What problems do you see every day? At Sheppard Elementary School, a team of creative 3rd and 4th graders noticed that bullying is a persistent problem among their peers, and they decided to see what they could do about it.
Sheppard is fortunate to have a Playworks coach to assist with recess as well as teachers who talk to students about bullying, but the team noticed that kids still say and do hurtful things when adults aren’t around. The design team wanted to address this difficult problem so everyone in their school can feel safe and comfortable.
To better understand their problem, the designers interviewed friends as well as students who weren’t their friends. They also observed classmates’ behavior, paying attention to students who said nice or mean things, and taking note of how those words made other students feel. After gathering this information and brainstorming, the team decided to focus their solution on the lunchroom, where there is less adult supervision and students are more likely engage in hurtful behavior.

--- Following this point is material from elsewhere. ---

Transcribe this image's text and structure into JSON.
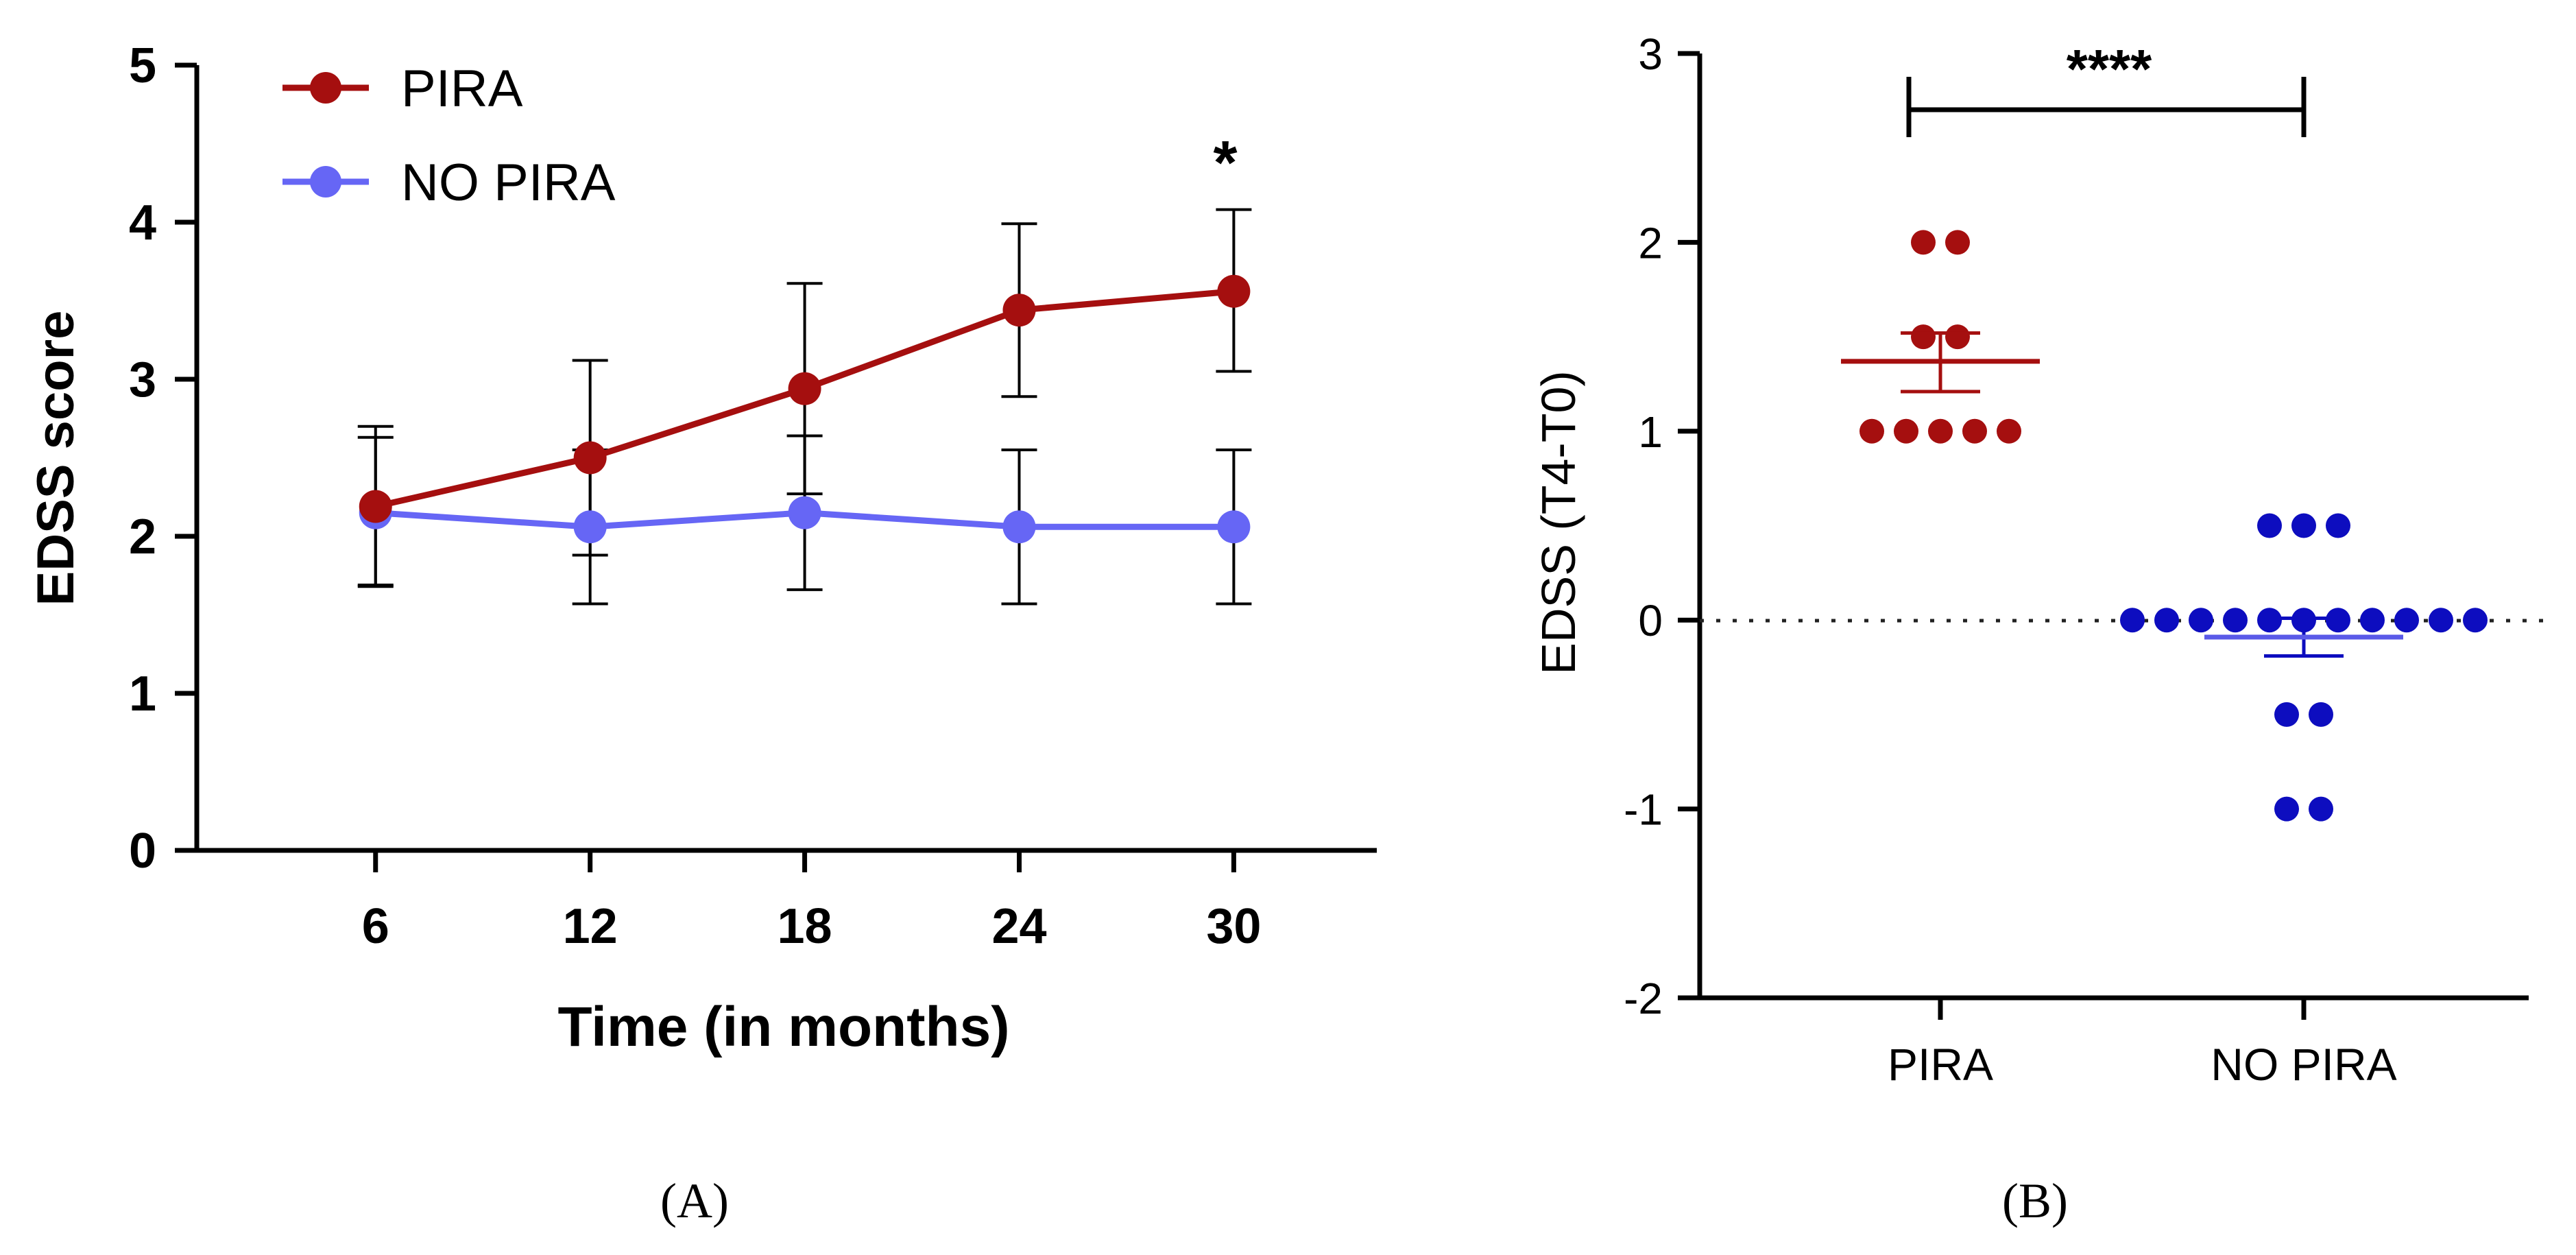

Focused on promoting positive interactions and creating a culture of kindness, the team designed a compliment jar program where students write nice things to their peers. They realized that different age groups might need different materials, so they tested their program using two versions of compliment cards—one for kindergarteners and 1st graders, and one for 2nd-4th graders. They even made a chart to explain what a compliment looks like.

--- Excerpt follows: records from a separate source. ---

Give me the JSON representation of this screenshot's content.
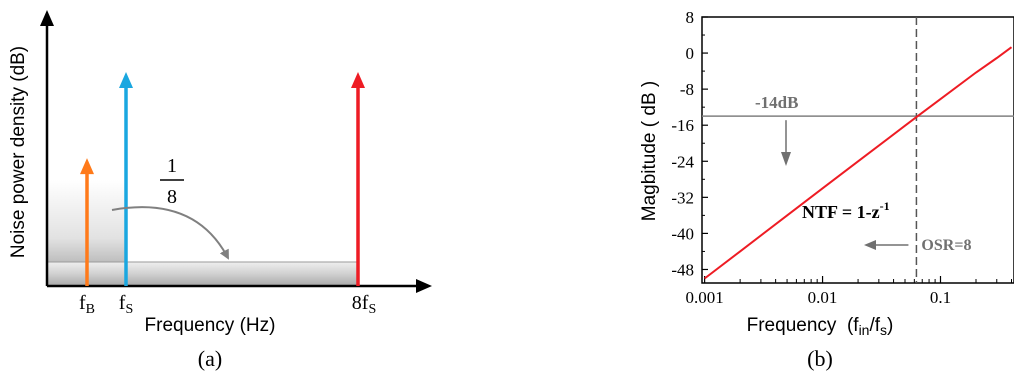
{
  "chart_data": [
    {
      "type": "diagram",
      "panel_label": "(a)",
      "xlabel": "Frequency (Hz)",
      "ylabel": "Noise power density (dB)",
      "tick_labels": [
        {
          "base": "f",
          "sub": "B"
        },
        {
          "base": "f",
          "sub": "S"
        },
        {
          "base": "8f",
          "sub": "S"
        }
      ],
      "fraction": {
        "numerator": "1",
        "denominator": "8"
      },
      "arrows": [
        {
          "name": "fB",
          "color": "#ff7a1a",
          "height": 0.52
        },
        {
          "name": "fS",
          "color": "#1aa7e0",
          "height": 0.87
        },
        {
          "name": "8fS",
          "color": "#ee1c24",
          "height": 0.87
        }
      ],
      "colors": {
        "band": "#bdbdbd",
        "axis": "#000000",
        "curve_arrow": "#808080"
      }
    },
    {
      "type": "line",
      "panel_label": "(b)",
      "xlabel": {
        "main": "Frequency  (",
        "sub1": "in",
        "mid": "/f",
        "sub2": "s",
        "end": ")",
        "prefix": "f"
      },
      "ylabel": "Magbitude ( dB )",
      "x_scale": "log",
      "xlim": [
        0.00095,
        0.42
      ],
      "ylim": [
        -51,
        8
      ],
      "y_ticks": [
        8,
        0,
        -8,
        -16,
        -24,
        -32,
        -40,
        -48
      ],
      "y_tick_labels": [
        "8",
        "0",
        "-8",
        "-16",
        "-24",
        "-32",
        "-40",
        "-48"
      ],
      "x_ticks": [
        0.001,
        0.01,
        0.1
      ],
      "x_tick_labels": [
        "0.001",
        "0.01",
        "0.1"
      ],
      "series": [
        {
          "color": "#ee1c24",
          "x": [
            0.001,
            0.002,
            0.005,
            0.01,
            0.02,
            0.05,
            0.0625,
            0.1,
            0.2,
            0.3,
            0.4
          ],
          "y": [
            -50.0,
            -44.0,
            -36.0,
            -30.0,
            -24.0,
            -16.1,
            -14.2,
            -10.2,
            -4.3,
            -1.1,
            1.3
          ]
        }
      ],
      "hline": {
        "y": -14,
        "label": "-14dB",
        "color": "#808080"
      },
      "vline": {
        "x": 0.0625,
        "label": "OSR=8",
        "color": "#555555"
      },
      "annotation": {
        "base": "NTF = 1-z",
        "sup": "-1"
      }
    }
  ]
}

The team tested their concept with classmates and were met with mixed results. Looking at what worked and what didn’t work gave the team insights they could use to improve their design idea. Their next steps will include making the cards bright and colorful so they are more appealing to students and attract more attention. They also realized they need to provide more instructions to students, and they want to make Spanish-language versions of the cards so everyone at the school can participate.
The team enjoyed working together to make a difference at their school, but they also looked forward to fun DT Philly activities like warming up for brainstorming by finding creative new ways to eat different snack foods. After learning about design and practicing their design skills, some of the students think it might be fun to pursue a career in industrial or experience design. When they do, we hope they’ll come back and volunteer with DT Philly!